Blue-green algae can form in any body of water that isn't moving, but it seems to like shallow pond-like areas. This summer has been particularly hot with very little rain, which is perfect for breeding this algae. There are tons of different kinds of algae and most are non-toxic. Strains of blue-green algae can produce almost a dozen different types of toxins. Once the toxin is ingested, there is nothing to do for your animal except support care. If there were a test that would've told our vet what toxin was attacking Crosby's central nervous system, it wouldn't have changed the outcome.

Crosby had started to pant and drool profusely. Big puddles. He was also in respiratory distress, and wouldn't lie-down comfortably. When I was lying on the floor with him, he peed and peed and didn't even know it. It just leaked out of him. When he got up to walk, he would stumble and wobble. Not weak, just drunk-like. Also, if you've ever seen a dog with epilepsy, you may have seen “fly-biting” episodes where they look and react to something that isn't there. He did some of this also. Then, he was fine. Then he wasn't.

This came and went for about 24-36 hours, and when he was fine, he was fine. Good old Crosby. We went on a walk, peed on stuff, met some dogs. But then he was back at it, in a short time. Things got bad very quickly. Every panel, every test; blood-work, x-rays, ultra-sounds, etc. came back negative. He had a normal, strong pulse and heartbeat. Then he crashed, and died quickly.

I would have waved-off a second hand story about someone's dog that died after swimming in a toxic pond. Please don't. I've done the research. It happens all the time, and has for years. There is nothing they can do. I've spoken to the MN Pollution Control Agency, and while they know it is out there (Crystal Lake in the north metro is closed because of it, at the time this article was written), all they can do is track it. I was told of two more dog deaths in the previous few weeks of writing this article.

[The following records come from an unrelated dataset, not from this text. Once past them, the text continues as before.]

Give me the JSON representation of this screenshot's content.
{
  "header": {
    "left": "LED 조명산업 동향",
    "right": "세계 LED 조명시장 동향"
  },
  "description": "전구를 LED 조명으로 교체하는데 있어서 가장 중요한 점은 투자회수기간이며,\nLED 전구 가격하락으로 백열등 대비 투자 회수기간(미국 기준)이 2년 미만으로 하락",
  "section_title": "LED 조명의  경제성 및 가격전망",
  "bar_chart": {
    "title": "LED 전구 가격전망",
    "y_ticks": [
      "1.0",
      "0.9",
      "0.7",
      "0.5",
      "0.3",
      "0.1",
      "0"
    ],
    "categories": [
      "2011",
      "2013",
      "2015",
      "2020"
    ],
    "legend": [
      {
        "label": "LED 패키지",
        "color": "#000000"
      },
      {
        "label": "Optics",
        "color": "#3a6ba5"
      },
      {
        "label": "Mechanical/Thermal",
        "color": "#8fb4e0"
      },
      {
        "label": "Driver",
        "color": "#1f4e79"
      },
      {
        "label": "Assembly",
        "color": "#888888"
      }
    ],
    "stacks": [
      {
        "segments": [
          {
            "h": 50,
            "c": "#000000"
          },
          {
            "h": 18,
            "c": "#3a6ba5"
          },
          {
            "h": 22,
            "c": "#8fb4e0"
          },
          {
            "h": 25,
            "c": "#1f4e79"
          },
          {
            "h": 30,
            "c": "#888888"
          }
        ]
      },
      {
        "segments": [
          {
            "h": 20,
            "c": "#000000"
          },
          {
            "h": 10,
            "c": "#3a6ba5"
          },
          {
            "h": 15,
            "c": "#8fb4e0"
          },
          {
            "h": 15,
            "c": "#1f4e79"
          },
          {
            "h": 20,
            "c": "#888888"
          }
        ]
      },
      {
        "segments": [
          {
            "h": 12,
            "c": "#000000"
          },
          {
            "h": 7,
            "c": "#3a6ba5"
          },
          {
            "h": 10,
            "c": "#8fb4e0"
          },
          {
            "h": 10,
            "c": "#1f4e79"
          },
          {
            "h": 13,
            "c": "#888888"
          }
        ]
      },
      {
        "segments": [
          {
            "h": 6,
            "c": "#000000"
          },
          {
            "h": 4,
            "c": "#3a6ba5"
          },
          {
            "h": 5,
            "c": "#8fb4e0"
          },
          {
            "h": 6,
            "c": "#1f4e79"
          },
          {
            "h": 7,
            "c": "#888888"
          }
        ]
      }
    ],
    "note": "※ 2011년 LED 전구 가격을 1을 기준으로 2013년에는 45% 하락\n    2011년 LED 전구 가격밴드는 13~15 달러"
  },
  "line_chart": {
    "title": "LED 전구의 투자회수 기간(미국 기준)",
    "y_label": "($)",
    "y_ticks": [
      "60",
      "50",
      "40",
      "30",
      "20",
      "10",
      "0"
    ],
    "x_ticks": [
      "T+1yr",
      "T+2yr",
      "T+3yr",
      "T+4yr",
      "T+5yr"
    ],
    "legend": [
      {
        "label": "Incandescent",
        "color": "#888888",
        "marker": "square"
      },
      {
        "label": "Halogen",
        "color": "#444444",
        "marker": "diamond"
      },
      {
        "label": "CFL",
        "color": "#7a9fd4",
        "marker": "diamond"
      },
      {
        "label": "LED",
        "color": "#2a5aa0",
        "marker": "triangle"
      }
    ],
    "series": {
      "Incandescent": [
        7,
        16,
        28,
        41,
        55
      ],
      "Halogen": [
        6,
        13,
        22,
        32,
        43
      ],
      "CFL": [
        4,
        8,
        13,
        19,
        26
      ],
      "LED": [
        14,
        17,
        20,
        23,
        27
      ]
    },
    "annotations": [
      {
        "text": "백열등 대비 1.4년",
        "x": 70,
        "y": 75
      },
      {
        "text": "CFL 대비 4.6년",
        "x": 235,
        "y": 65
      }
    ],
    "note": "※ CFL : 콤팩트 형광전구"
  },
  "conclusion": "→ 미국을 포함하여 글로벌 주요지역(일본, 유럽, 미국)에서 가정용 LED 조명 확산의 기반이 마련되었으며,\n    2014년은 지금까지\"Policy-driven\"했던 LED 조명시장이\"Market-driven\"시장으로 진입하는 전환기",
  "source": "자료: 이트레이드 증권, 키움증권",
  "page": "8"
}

Click on the links that refer you to the Center of Disease Control, World Health Org, MnPCA and others, to read for yourself. There are many pictures of the different forms of blue-green algae, and many look like the normal algae blooms we are used to seeing in ponds and small lakes. The algae can come and go in a matter of days. It can blow to the other side of the lake, and blow back again. Even if your dogs don't drink the water with the algae in it, the toxin can get on their coats while swimming and they can lick it off.

It was so sad to see our healthy boy die so quickly and easily. Our dogs love to swim. They will continue to do so, but we will be much more careful and stay away from algae areas, and shallow ponds. If it doesn't look good or smell good, stay out.